When gut health is the focus, commercial animal protein may complicate the goal. The common practice of including antibiotics and steroidal hormones in animal feed leaves the protein sources laden with drug residues that threaten the delicate microbiome balance in the gut. On the other hand, sustainably-sourced protein from grass-fed, free-range, wild-caught sources actually supports a healthy microbiome which is imperative to maintaining tight junctions of the epithelial barrier.

Fats

Dietary fats are a key player in helping to protect the epithelial barrier of the gut by modulating the gut microbiota and also through their influence on the inflammatory pathways. High-fat diets have often been associated with increased intestinal permeability due to increased bile acid secretion, but rather than the quantity of dietary fat, it seems that the quality of dietary fat may play a larger role in protecting gut permeability. A diet that includes a moderate amount of anti-inflammatory omega-3 fatty acids regulates both the gut microbiota and inflammation. Even saturated fats can have a positive effect on the gut if they are sourced from plants or grass-fed animals. Conjugated linoleic acid (CLA) is the unique fatty acid supplied by a grass-based diet. In an animal study seeking to discover the protective effects of CLA on intestinal epithelium, the researchers stated, “CLA reduced intestinal permeability, bacterial translocation, and biomarkers of inflammatory response besides minor damage to ZO-1 and occludin with maintenance of the integrity of the intestinal epithelium and a favorable balance between the inflammatory and regulatory cytokines.”

Carbohydrates

Carbohydrates are among the most influential dietary components with the power to destroy even the healthiest gut. Sugar, sugar substitutes, refined grains (including gluten-free substitutes), and gluten all provide the substrates necessary for the growth of pathogenic bacteria, leading to dysbiosis and leaky gut. Even in individuals without genetic polymorphisms commonly seen in celiac disease, gluten has still been observed to trigger a transient release of zonulin, which increases intestinal permeability, leading to leaky gut. Whole foods such as vegetables and fruits should comprise the majority of the carbohydrates in a gut-healthy diet. The various colors associated with vegetables and fruits offer a range of phytonutrients and antioxidants that help battle the oxidative stress which threatens the health of intestinal villi. Additionally, many vegetables such as okra have mucilaginous properties which help protect the mucosal gut barrier, and various fruits such as berries possess soluble fibers that encourage the growth of a healthy microbiome.

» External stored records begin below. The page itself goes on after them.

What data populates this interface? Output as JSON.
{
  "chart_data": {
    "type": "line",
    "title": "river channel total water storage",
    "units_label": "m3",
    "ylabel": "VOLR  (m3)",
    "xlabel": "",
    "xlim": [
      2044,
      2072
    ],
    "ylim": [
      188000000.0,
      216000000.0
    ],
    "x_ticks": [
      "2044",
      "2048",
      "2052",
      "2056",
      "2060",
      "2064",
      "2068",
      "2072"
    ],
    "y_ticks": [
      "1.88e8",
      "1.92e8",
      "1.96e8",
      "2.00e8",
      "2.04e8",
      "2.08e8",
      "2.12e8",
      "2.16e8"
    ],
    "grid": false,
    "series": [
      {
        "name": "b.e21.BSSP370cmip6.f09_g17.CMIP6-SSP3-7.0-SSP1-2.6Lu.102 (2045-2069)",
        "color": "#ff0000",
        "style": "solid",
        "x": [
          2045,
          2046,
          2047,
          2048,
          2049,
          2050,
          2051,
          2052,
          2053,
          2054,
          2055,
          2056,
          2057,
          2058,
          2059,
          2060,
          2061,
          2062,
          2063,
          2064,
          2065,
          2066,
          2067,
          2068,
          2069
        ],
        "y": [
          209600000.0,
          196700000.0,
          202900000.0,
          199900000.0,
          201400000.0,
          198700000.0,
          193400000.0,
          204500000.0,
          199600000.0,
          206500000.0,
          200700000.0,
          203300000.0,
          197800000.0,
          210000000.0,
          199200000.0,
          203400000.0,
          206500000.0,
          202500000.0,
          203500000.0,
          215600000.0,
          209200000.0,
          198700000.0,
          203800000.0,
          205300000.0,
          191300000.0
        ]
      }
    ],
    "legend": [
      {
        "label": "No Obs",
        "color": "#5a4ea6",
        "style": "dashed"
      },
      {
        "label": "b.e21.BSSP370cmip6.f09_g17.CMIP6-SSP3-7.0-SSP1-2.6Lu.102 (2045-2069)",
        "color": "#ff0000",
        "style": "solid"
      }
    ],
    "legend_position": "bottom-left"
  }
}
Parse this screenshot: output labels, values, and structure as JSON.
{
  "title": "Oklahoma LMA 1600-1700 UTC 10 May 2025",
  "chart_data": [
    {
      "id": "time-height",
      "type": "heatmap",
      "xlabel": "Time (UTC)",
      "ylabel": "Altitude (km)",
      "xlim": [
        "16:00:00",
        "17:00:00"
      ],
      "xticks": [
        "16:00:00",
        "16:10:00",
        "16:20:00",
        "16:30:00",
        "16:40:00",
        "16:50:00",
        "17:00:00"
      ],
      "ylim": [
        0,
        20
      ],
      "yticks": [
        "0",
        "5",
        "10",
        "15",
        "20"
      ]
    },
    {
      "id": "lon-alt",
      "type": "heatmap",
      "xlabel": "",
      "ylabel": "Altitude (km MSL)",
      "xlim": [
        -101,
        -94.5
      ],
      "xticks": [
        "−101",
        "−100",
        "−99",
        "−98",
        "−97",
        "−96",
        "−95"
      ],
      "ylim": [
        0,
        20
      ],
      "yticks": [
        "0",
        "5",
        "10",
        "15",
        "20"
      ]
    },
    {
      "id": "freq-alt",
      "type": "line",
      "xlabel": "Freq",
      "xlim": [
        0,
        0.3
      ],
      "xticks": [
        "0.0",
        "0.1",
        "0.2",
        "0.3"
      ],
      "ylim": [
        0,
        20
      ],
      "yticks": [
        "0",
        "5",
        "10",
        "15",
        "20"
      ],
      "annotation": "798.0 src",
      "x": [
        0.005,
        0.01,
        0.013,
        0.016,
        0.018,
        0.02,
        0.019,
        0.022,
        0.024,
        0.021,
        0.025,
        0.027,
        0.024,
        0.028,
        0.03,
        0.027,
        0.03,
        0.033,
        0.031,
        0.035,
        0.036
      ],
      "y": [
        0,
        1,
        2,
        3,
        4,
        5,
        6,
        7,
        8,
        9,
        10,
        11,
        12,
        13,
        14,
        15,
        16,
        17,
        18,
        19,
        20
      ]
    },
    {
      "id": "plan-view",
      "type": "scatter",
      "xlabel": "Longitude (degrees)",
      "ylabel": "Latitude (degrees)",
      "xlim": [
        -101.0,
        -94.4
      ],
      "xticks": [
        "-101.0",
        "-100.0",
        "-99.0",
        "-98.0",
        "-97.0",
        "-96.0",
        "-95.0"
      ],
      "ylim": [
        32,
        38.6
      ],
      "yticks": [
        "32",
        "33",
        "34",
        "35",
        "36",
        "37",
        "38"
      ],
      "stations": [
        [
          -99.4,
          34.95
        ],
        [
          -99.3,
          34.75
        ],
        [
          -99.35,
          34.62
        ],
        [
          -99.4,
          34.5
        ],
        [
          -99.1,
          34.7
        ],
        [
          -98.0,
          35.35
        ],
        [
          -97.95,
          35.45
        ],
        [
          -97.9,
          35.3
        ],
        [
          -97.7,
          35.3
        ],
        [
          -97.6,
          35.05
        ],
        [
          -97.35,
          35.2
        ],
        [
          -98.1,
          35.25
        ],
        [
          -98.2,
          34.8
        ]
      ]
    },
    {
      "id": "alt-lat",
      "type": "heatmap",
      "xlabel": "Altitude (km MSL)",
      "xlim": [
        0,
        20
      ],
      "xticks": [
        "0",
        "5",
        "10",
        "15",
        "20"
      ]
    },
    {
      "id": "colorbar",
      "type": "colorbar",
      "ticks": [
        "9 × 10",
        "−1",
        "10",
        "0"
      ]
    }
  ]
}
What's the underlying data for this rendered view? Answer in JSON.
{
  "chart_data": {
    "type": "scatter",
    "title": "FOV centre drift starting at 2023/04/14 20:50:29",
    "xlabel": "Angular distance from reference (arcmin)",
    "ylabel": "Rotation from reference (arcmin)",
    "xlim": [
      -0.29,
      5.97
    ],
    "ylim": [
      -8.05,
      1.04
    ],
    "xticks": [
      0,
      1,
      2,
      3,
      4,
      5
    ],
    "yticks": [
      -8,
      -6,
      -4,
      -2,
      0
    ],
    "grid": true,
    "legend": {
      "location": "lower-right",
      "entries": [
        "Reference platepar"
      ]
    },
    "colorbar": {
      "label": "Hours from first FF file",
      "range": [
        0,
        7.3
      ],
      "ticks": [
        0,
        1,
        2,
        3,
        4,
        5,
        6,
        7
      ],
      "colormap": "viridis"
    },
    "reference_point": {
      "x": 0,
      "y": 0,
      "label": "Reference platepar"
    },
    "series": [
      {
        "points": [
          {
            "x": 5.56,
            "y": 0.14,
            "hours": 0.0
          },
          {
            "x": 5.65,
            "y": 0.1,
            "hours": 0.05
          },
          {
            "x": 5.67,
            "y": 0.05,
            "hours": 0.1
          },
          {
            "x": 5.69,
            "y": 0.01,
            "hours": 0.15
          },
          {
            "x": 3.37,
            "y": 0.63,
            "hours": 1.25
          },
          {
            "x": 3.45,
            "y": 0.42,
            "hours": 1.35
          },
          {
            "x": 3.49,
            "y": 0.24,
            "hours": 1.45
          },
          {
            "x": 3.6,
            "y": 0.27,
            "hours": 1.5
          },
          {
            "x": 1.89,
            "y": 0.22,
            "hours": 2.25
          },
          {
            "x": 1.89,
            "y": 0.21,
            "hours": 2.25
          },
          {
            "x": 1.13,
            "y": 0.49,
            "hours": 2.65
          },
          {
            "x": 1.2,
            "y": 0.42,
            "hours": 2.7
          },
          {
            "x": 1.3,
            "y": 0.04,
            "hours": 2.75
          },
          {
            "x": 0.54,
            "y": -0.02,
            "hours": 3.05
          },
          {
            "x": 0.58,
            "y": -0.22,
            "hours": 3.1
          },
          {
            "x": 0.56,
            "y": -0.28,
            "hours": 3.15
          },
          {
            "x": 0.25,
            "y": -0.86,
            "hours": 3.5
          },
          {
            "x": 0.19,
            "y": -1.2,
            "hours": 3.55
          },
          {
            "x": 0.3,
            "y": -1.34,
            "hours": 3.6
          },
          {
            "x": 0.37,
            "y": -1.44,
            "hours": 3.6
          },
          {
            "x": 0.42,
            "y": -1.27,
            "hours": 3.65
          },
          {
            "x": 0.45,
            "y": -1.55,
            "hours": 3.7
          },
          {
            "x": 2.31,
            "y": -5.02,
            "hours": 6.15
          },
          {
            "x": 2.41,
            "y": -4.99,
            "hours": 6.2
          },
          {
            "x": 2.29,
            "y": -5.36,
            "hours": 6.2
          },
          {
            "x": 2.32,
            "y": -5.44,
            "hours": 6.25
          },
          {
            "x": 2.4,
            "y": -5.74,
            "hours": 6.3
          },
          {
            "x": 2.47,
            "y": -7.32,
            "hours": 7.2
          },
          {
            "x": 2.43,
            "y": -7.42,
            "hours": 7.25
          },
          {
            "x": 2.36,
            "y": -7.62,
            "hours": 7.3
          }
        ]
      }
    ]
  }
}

Dietary choices that foster a balanced microbiome, modulate the inflammatory response, and provide necessary substrates for villi growth will ensure a healthy intestinal barrier with tight junctions and prevent leaky gut. Sustainably sourced proteins that provide rich amounts of glutamine should be included in every gut-healthy diet, as well as a good amount of anti-inflammatory omega-3 fatty acids and conjugated linoleic acid. Carbohydrates should primarily be supplied through whole foods such vegetables and fruits, while sugars, refined grains, and gluten should be limited or avoided.